Observer column 2 September 2022
Cllr Paul Barnett has been on holiday so this week's column has been written by Cllr Maya Evans, deputy leader of Hastings Borough Council.
Pride and Solidarity
On Sunday thousands of people poured onto Hastings pier for the biggest ever Pride on a pier. With an incredible line up of acts, the event managed to both showcase local homegrown talents such as the fem bands the 'Ravens' and 'HotWax', as well as nationally renowned cabaret, which climaxed in cult classic Jo O'Meara of 'S club 7' 90s pop band fame. What was overwhelmingly obvious throughout the day was the message and mood that it's perfectly fine to be who you want to be, and that many people have struggled and fought for that right and continue to do so.

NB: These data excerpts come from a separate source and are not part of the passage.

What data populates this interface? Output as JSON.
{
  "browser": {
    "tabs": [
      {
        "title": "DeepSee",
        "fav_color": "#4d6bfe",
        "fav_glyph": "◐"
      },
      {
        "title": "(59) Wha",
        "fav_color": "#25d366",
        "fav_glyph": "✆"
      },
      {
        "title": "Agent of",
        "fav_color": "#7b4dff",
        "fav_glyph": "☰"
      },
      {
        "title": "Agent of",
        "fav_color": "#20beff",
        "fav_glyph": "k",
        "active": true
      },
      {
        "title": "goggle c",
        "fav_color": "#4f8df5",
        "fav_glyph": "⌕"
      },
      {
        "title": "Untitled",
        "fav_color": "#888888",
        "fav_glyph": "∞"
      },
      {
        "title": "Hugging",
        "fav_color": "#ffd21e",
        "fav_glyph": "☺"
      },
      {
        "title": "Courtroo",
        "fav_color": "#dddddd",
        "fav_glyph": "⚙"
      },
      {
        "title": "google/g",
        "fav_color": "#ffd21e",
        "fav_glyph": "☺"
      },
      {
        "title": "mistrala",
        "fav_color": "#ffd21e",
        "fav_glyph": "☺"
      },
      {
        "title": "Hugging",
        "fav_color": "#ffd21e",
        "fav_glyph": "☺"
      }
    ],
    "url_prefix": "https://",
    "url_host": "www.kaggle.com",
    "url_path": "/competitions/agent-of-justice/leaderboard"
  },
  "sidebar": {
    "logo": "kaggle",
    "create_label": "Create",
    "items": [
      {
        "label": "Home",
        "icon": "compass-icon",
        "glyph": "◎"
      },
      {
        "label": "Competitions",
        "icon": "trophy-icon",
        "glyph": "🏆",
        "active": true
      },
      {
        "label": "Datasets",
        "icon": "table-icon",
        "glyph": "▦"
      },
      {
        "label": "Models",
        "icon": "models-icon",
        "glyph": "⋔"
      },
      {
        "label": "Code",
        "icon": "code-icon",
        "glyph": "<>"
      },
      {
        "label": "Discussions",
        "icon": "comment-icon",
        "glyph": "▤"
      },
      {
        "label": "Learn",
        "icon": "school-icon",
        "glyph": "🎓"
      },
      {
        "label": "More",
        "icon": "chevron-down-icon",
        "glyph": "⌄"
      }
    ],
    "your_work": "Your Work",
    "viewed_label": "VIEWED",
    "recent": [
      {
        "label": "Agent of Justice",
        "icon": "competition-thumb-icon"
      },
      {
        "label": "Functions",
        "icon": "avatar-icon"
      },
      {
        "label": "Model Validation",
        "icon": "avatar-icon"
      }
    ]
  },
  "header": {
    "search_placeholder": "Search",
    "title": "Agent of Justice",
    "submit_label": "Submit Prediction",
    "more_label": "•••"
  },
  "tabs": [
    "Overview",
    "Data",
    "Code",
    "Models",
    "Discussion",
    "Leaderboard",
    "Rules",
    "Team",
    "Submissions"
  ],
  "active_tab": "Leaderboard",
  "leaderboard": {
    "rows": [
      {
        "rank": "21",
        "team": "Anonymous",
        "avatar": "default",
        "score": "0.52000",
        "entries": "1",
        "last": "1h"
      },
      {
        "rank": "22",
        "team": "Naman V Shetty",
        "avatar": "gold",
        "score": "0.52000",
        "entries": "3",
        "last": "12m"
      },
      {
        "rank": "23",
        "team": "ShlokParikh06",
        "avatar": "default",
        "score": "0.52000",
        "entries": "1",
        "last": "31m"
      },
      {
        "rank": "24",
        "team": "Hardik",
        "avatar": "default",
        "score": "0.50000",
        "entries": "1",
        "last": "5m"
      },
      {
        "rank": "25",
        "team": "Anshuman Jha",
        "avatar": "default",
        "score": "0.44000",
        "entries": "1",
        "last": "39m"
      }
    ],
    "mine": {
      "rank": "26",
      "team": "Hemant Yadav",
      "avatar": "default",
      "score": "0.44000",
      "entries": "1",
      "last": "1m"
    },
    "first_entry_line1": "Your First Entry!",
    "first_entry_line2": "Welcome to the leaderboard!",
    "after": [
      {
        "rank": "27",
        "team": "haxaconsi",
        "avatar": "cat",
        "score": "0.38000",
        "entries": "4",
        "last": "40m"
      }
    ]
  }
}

I was reminded of this during the performance of 'Rainbow Bangra' a young Sikh Punjabi who stood on stage in full traditional Indian clothing to nervously stutter that he was "queer", the crowd cheered as he erupted into a dance mix of Ed Sheeran and Bangra beats.
In an atmosphere of acceptance and celebration, it is almost possible to forget or even be unaware of the struggle which continues for all people oppressed and discriminated against, from the LGBTQ+ community, to people of colour, and low paid workers. Hastings Pride was themed around the current cost of living crisis, reminding me of the incredible solidarity which took place between lesbians and gays and the striking miners of the 1980s. An era which saw lesbians and gays regularly beaten up on the street, they extended solidarity to striking miners who were having their livelihoods destroyed and their communities dismantled. A watershed historical moment saw strong women leaders come out of conservative rural communities, with lesbians and gays from the city raising funds and joining striking pickets in traditional mining communities.
This ground-breaking solidarity allowed for understanding and mutual respect of these divergent communities and allowed both to become stronger with the joining of resources. Famously, and beautifully documented in the film 'Pride', the National Union of Miners went on to pass a motion demanding the Labour Party adopt Gay rights as part of its manifesto, an incredible testimony of what can be achieved by sticking together and forming respectful relationships and bonds.
It was this spirit which I wove into my speech a few days earlier. Standing on the beach in St Leonards, a thousand residents had come out to protest the continued dumping of sewage into our sea.
I voiced the consensus on the beach: outrage at Southern Water for the continued release of sewage into the sea. I expanded my speech to talk about the exploitation of the natural environment for the pursuit of profit, linking it to the currently striking train and postal workers, also being exploited for big business profits.
There is so much to do in-regards-to economic justice for those on the lowest incomes. It will be an uphill struggle, but we should be inspired and influenced by previous successful struggles like the one for Gay rights. If there's one thing we have learnt from history and successful campaigns, it's that victory can be achieved by sticking together and extending solidarity across movements and campaign causes.